Considering today’s property prices, it is most likely that people will prefer renting over buying. Most of us did rent an apartment at least once in our lives.
If a fixed-term lease is signed, it is tough to recall it or get out of it. In my 34 years of experience, I, Bharat Parshotam, helped many clients to avoid a conflict of interest before it even occurred – simply by elucidating the advantages and disadvantages of long-term leasing.
Ending a fixed-term leasing
There are a couple of things to keep in mind when it comes to fixed-term leasing. Bharat Parshotam advises tenants and landlords to consider the following:
The typical lease time for fixed-terms is one year. Landlord and tenant are bound to the agreement over that time under normal circumstances.

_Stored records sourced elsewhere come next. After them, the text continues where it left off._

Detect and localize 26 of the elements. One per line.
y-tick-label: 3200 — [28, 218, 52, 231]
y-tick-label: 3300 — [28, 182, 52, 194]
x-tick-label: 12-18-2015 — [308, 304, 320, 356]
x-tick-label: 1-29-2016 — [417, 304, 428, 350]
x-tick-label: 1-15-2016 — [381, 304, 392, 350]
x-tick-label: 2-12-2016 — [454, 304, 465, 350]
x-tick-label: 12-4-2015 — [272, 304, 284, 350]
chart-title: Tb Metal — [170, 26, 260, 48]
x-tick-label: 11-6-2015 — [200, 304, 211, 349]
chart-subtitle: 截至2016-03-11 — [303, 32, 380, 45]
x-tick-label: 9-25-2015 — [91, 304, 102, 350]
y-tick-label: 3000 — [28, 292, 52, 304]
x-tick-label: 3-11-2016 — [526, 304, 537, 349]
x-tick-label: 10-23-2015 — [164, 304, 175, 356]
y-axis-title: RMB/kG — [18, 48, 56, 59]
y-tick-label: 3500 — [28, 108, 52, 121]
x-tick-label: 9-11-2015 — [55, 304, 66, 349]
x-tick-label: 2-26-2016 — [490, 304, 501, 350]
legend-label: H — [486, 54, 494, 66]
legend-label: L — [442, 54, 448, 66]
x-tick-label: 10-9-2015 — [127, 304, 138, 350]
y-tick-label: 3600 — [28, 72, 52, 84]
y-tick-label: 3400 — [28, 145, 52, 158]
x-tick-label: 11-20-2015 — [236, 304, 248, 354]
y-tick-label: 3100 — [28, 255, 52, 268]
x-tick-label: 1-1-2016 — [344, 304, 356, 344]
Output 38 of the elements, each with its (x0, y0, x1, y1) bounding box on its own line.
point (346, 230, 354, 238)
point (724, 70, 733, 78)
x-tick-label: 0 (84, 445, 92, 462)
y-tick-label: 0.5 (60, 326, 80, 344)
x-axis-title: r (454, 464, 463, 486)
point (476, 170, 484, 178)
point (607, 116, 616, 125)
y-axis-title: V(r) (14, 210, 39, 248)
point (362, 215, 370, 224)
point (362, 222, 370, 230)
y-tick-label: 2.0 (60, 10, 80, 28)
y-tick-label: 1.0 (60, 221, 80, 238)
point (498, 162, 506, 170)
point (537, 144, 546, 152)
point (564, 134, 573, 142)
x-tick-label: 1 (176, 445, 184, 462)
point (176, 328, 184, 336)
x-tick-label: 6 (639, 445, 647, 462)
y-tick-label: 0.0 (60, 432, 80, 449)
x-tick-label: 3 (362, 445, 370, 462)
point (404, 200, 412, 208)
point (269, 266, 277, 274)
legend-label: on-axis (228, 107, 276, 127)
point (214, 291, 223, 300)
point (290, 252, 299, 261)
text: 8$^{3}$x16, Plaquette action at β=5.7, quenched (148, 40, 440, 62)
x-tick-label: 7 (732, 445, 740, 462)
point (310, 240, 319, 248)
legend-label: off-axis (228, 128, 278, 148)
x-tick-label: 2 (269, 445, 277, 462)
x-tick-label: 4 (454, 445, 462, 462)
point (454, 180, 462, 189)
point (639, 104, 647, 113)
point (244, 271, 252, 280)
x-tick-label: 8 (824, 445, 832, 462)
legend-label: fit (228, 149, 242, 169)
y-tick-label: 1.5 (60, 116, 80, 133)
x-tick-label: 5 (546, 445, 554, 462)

Bharat Parshotam knows, that it can be tricky to end a fixed-term leasing. A landlord may end a lease prematurely if the tenant violates the lease—for example by failing to pay rent or by damaging the rental property. But even if a landlord has a good reason for ending a lease early, he or she must comply with numerous state rules, procedures and forms for terminating the tenancy, filing an eviction lawsuit, and using the security deposit to cover any losses. Bharat Parshotam lawyers will assist you with lawsuits concerning these matters.
The tenant is legally obligated to pay the rent for the entire lease. This is true unless the landlord agrees to cancel the agreement. There are some exceptions, however, for example if the landlord fails to provide habitable premises. If you are aware of violations concerning your lease, talk to Bharat Parshotam for advice.
End of a Month-to-Month Rental Agreement
Month-to-Month rentals provide more flexibility than fixed-term leases. Depending on your situation, it can make more sense to agree on this kind of rental since the agreement can be ended monthly (usually 30 days). Ask Bharat Parshotam what suits your current situation.
Advice on Ending a Tenancy
Ask Bharat Parshotam to learn more about breaking a lease, getting the security deposit back and the notice required to end a tenancy. Bharat Parshotam will provide advice for both tenants and landlords.
Getting Help from a Landlord-Tenant Lawyer
Ending a lease early can be complicated for landlords and tenants. Bharat Parshotam is aware of the fact, that an early ending usually involves some kind of struggle on either the tenants or the landlord’s site. In 34 years of experience, Bharat Parshotam knows, that each case is unique and requires an individual strategy in order to find a pleasant solution.
There might be some questions popping up in your head. Bharat Parshotam is keen to answer them. These questions might regard to the proper language you should be using to create a flexible agreement. Or how you can collect the lease from a tenant that has left before the agreement ends. When it comes to unpleasant tenants, that bother other people in the neighbourhood or building even though they pay their rent on time, it is wise to consult Bharat Parshotam first. There is always a solution and we are glad to help you out.
Disclaimer: The article is a guest post by Mathew Cleveland. The information in this blog post (“post”) is provided for general informational purposes only, and may not reflect the current law in your jurisdiction. No information contained in this post should be construed as legal advice from this website. or the individual author, nor is it intended to be a substitute for legal counsel on any subject matter. No reader of this post should act or refrain from acting on the basis of any information included in, or accessible through, this Post without seeking the appropriate legal or other professional advice on the particular facts and circumstances at issue from a lawyer licensed in the recipient’s state, country or other appropriate licensing jurisdiction.